Comet to charge suppliers for shelf space

27 01 2009
kesa-electricals-cometAccording to the Financial Times, electronics retailer Kesa, who owns Comet, has asked its suppliers to pay up to £15,000 for the pleasure of having just one of their product lines displayed on Comet’s shelves. Why? Well, according to Comet’s commercial director Bob Darke, its because of the tough economic times.
  
Comet must be stocking 100s if not 1000s of products. Do they really think that all the suppliers will pay a huge fee for each and every product displayed? They would have to sell hundreds of units of each product range just to make up this fee, let alone pay their direct and indirect costs. This would be a great strategy if (a) the economy was booming and (b) the amount of product ranges out stripped the amount of shelf space available. It would allow Comet to stock the most profitable product and earn a nice fee at the same time. Sadly though, the economy is not booming nor is it likely that suppliers are dying to have their products displayed on Comet’s shelves.
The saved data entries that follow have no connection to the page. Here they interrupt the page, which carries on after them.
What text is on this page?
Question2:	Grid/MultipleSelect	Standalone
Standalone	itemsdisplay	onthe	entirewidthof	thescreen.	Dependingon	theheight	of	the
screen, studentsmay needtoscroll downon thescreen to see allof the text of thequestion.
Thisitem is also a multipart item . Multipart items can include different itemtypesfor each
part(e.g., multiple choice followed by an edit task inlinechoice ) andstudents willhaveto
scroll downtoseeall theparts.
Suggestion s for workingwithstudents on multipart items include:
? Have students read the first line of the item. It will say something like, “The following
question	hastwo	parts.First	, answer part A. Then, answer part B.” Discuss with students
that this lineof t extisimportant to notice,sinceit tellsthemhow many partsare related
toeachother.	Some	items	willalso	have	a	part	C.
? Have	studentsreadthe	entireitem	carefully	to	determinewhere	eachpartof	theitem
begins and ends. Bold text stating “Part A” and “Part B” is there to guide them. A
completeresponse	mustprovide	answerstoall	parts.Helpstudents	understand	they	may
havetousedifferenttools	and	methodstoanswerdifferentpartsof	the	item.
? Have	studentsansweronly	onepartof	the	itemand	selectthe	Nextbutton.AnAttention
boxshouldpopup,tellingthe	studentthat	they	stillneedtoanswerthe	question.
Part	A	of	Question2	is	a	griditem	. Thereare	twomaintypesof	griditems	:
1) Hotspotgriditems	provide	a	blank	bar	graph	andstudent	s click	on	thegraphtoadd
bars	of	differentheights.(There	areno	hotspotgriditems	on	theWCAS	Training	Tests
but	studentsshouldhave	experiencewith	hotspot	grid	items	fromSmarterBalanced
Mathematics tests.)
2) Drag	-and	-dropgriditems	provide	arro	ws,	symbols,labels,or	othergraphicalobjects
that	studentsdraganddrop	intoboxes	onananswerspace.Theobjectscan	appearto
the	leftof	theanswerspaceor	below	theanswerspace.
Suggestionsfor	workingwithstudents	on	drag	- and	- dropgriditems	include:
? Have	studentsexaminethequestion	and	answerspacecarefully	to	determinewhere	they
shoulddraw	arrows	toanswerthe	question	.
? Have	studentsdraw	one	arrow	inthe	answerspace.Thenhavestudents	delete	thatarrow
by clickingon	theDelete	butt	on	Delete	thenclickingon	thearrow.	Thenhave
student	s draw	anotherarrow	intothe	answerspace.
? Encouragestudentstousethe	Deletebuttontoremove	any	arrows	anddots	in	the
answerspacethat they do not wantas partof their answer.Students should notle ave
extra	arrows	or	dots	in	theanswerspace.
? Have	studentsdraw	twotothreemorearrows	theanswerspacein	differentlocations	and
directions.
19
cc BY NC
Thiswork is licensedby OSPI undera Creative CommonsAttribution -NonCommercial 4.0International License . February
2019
Suppliers may in fact be forced to increase their prices to meet this fee otherwise it would add to the heavy losses that they already would be suffering from or they might even have to withdraw their product ranges entirely.
 
In an economy which is officially in a recession, increasing one’s prices is not exactly the best strategy. Everyday there are news of more and more job cuts. Even those who have jobs are spending less because they are worried that they might lose their jobs. At such times, consumers are likely to focus more on necessities and forget about the luxuries. And plasma tvs and mp3 players are not exactly as important as bread and milk such that people will be forced to buy them.
  
Kesa is not alone, almost all retailers are affected by the tough economic times. Many supermarkets deal with it by squeezing every last penny out of their supplier’s profit margins. Others buy on credit and exert their purchasing power by paying their suppliers after a long time. The supplier has no choice, he has to either accept it or lose the order. But I dont think anybody, not lest at this time, would charge their suppliers for shelf space.
I think Kesa’s move is akin to digging one’s own grave. It might as well just hand over its market share on a silver platter to its rivals.